Politik : Die Gegen-Agenda

CDU und CSU einigen sich auf ein gemeinsames Papier – Punkt für Punkt eine Antwort auf Schröders Vorschläge

Robert Birnbaum

DER STREIT UM DIE SOZIALREFORMEN

Lob, wenn es von der falschen Seite kommt, macht misstrauisch. Und Bela Anda steht aus Sicht der Union ganz entschieden auf der falschen Seite. Das Lob aus dem Mund von Gerhard Schröders Regierungssprecher für ihre Vorschläge zur Reform des Sozialstaats empfinden CDU und CSU denn auch als ein ziemlich vergiftetes: Eine „grundsätzlich zu begrüßende erfreuliche Hinwendung zur Wahrnehmung von mehr Verantwortung“ nennt Anda den neunseitigen Beschluss, den die Vorstände der Unionsparteien in der Nacht zum Montag in München gefasst hatten – ganz so, als wären die Reformgegner bisher in der Opposition zu finden gewesen. Dabei legt die doch im Gegenteil viel Wert auf ihr Copyright. Die Union, sagte ein zufriedener CSU-Chef Edmund Stoiber am Montag in München, habe sich als „Motor der Reformen“ gezeigt.

Tatsächlich haben CDU und CSU vorerst geschafft, woran die SPD noch arbeitet. Am Sonntag gegen 21 Uhr hoben die Vorstände beider Parteien in der Hanns-Seidel-Stiftung in der Münchner Lazarettstraße geschlossen die Hände und billigten den Kompromiss, den Stoiber und die CDU-Chefin Angela Merkel in den Tagen vorher hatten ausarbeiten lassen. Umstritten war das Papier zuletzt nicht mehr; jede Seite hatte nachgegeben in der Einsicht, dass für das Schicksal der Union die Details eines Reformprogramms zweitrangig sind im Vergleich zu dem Eindruck der Geschlossenheit.

Die ist nun nach wochenlangem, bisweilen scharfen Zank hergestellt. Dass sich die CSU und Stoiber, der mit seinem Vorpreschen vor Wochen den Streit begonnen hatte, jetzt als Sieger nach Spiegelstrichen sehen, ärgert in der CDU zwar einige, stört aber den frischen Frieden offenbar nicht.

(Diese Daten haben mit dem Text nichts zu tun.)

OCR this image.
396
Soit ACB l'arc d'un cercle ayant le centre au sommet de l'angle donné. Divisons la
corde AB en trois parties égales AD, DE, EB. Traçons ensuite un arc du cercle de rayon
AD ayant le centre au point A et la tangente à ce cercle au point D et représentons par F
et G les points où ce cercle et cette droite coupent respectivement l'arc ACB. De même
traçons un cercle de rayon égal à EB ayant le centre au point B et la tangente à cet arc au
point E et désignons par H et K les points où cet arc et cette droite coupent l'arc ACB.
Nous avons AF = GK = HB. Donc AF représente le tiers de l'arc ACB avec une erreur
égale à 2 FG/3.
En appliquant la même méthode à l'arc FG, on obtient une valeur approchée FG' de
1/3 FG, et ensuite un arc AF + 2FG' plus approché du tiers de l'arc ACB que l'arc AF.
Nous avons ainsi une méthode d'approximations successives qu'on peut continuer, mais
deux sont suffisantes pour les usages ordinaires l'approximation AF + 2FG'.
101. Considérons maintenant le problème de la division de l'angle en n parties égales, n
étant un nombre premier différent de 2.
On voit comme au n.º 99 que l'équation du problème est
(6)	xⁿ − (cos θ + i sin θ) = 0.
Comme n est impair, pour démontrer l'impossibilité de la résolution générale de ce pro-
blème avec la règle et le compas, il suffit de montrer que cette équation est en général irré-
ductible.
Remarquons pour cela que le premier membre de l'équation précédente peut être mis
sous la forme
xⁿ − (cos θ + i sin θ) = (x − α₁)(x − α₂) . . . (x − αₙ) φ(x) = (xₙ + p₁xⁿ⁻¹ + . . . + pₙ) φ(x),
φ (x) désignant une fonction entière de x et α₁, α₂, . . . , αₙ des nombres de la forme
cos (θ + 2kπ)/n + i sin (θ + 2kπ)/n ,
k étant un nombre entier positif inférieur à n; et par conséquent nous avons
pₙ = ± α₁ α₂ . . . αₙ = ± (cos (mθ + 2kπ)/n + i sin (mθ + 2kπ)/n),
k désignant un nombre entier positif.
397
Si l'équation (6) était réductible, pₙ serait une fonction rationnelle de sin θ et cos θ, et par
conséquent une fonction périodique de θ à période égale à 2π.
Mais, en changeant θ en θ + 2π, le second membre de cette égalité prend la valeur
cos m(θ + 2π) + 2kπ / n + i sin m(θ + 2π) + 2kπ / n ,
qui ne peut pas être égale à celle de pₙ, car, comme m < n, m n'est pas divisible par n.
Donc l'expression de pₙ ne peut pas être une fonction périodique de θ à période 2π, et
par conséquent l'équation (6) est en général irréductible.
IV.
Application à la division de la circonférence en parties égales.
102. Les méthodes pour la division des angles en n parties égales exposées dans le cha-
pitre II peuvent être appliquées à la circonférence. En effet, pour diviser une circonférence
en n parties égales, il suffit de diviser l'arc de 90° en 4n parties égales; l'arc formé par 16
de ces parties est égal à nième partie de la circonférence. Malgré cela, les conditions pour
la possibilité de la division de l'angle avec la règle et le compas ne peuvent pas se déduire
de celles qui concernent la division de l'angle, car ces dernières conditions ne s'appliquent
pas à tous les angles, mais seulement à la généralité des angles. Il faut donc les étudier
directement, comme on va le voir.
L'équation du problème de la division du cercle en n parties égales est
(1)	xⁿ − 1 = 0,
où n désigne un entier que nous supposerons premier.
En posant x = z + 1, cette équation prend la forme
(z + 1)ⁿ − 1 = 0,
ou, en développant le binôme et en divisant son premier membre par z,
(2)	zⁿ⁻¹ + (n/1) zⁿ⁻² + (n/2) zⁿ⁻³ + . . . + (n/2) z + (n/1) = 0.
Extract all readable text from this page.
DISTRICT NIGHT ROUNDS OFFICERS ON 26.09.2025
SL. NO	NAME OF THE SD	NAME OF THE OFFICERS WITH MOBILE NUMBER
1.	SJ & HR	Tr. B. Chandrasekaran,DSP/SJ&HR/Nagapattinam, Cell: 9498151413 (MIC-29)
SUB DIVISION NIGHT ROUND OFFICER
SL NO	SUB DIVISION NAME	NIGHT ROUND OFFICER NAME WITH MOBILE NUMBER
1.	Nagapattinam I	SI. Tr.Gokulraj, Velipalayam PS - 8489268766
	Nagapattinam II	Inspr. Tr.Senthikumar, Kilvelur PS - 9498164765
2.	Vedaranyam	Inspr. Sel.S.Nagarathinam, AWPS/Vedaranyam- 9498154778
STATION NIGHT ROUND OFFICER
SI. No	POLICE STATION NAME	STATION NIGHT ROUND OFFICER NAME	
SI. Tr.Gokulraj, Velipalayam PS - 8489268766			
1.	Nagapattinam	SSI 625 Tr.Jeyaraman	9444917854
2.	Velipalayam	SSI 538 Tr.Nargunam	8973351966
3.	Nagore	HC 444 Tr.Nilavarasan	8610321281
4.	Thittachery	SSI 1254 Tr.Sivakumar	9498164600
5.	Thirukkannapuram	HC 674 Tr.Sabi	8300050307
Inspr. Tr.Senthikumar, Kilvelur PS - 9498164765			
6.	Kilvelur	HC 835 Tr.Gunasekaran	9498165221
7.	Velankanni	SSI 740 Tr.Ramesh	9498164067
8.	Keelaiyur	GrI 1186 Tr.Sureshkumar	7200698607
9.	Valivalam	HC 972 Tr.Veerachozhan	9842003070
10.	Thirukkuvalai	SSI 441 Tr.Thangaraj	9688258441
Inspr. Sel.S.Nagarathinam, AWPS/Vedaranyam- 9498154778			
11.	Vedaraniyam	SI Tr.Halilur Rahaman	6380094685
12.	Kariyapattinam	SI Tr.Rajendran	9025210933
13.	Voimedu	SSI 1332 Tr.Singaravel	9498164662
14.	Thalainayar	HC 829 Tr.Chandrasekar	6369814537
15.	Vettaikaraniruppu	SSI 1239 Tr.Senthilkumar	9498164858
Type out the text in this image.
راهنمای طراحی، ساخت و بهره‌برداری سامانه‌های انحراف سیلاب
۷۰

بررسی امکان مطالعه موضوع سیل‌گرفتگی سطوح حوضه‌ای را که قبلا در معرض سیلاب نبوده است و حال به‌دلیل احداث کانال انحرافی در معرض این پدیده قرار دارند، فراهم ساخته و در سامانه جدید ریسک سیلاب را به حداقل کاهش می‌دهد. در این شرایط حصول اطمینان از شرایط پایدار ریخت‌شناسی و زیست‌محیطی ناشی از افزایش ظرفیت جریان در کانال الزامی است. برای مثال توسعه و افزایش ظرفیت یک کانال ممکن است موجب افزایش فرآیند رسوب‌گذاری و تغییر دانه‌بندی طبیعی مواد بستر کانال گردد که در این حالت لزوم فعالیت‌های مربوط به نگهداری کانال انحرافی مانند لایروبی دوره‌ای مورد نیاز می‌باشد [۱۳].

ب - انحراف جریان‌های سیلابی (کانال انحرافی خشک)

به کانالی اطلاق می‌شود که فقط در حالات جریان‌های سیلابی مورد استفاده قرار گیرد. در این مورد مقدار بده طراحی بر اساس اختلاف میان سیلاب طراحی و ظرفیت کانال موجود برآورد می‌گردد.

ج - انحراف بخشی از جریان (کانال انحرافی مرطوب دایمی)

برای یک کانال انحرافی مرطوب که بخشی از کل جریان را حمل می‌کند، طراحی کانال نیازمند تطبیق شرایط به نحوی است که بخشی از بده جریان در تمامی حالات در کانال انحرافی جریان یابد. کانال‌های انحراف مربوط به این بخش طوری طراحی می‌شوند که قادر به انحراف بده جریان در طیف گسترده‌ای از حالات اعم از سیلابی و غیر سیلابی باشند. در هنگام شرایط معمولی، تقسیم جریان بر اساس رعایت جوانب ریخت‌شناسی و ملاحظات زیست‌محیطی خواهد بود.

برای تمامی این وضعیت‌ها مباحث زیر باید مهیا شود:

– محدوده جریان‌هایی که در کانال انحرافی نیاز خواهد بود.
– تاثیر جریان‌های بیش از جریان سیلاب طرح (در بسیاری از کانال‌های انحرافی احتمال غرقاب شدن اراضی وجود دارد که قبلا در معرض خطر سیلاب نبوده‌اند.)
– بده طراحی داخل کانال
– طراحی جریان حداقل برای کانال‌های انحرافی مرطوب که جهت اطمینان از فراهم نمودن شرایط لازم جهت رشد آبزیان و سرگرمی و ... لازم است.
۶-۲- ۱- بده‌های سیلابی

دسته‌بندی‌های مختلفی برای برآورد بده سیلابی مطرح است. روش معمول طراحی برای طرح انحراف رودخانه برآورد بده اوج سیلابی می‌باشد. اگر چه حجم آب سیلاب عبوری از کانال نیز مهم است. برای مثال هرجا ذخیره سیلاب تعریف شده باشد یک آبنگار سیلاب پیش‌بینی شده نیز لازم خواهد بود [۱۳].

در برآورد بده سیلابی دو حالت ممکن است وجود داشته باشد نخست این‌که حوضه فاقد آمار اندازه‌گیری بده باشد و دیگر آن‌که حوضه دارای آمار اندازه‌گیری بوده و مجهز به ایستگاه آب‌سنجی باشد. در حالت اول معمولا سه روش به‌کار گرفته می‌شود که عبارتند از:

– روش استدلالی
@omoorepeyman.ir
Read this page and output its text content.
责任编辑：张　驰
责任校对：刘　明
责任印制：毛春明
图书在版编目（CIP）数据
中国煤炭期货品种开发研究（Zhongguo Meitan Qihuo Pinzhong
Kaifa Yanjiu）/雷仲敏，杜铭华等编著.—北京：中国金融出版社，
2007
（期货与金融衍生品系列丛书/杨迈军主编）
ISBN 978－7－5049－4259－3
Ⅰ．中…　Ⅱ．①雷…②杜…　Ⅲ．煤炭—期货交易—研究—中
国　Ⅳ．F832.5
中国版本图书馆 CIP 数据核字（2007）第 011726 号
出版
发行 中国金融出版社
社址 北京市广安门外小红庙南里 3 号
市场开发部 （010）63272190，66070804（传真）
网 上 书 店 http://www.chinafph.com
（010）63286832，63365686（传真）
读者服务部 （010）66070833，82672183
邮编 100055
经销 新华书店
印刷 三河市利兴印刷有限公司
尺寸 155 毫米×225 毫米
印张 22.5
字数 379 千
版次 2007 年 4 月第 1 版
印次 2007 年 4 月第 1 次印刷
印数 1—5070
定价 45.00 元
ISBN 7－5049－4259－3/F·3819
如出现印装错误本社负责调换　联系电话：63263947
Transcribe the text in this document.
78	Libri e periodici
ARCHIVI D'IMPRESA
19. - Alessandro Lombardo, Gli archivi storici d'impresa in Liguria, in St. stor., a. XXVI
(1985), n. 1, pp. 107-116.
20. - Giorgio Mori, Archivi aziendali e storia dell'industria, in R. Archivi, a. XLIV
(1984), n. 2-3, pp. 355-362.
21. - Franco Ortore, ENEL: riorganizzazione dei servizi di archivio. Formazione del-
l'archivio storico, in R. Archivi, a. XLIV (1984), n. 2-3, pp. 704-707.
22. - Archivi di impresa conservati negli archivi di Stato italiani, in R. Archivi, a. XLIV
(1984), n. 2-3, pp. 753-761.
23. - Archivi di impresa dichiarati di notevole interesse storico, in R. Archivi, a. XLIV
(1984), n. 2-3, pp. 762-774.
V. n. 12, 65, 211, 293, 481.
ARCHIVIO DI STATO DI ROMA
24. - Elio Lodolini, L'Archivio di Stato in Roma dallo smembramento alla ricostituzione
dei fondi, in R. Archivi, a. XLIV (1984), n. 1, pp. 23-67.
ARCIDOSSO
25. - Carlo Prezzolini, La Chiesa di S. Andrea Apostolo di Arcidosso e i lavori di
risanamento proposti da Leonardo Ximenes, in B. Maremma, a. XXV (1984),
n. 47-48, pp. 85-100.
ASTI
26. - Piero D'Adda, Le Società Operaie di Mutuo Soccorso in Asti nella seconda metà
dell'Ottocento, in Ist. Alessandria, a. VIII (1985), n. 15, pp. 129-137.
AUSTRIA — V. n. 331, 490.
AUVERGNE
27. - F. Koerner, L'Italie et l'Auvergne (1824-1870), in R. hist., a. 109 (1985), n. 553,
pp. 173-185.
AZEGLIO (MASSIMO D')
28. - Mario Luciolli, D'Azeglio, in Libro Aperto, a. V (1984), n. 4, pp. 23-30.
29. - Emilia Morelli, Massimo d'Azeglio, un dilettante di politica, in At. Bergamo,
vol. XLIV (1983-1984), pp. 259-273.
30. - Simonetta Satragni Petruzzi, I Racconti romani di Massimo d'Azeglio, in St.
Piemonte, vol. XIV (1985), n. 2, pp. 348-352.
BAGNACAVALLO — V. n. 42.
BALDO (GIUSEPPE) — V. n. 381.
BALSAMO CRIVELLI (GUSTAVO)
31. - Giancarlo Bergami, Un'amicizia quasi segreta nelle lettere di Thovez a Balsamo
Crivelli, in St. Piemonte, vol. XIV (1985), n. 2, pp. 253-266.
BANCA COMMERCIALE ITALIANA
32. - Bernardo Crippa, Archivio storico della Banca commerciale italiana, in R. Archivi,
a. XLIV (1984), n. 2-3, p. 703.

Dass einige Streitpunkte einfach ausgeklammert wurden, etwa die Frage nach der Anhebung des Rentenalters auf 67 Jahre – nur einen „Schönheitsfehler“ mag ein CDU-Präsidiumsmitglied darin erkennen. Und auch wenn es so offen keiner sagt: Das Bewusstsein, sich solche Lücken leisten zu können, weil man eben Opposition ist und nicht als Regierung Beschlüsse in Gesetze gießen muss, hat die Kompromissfindung stark vereinfacht.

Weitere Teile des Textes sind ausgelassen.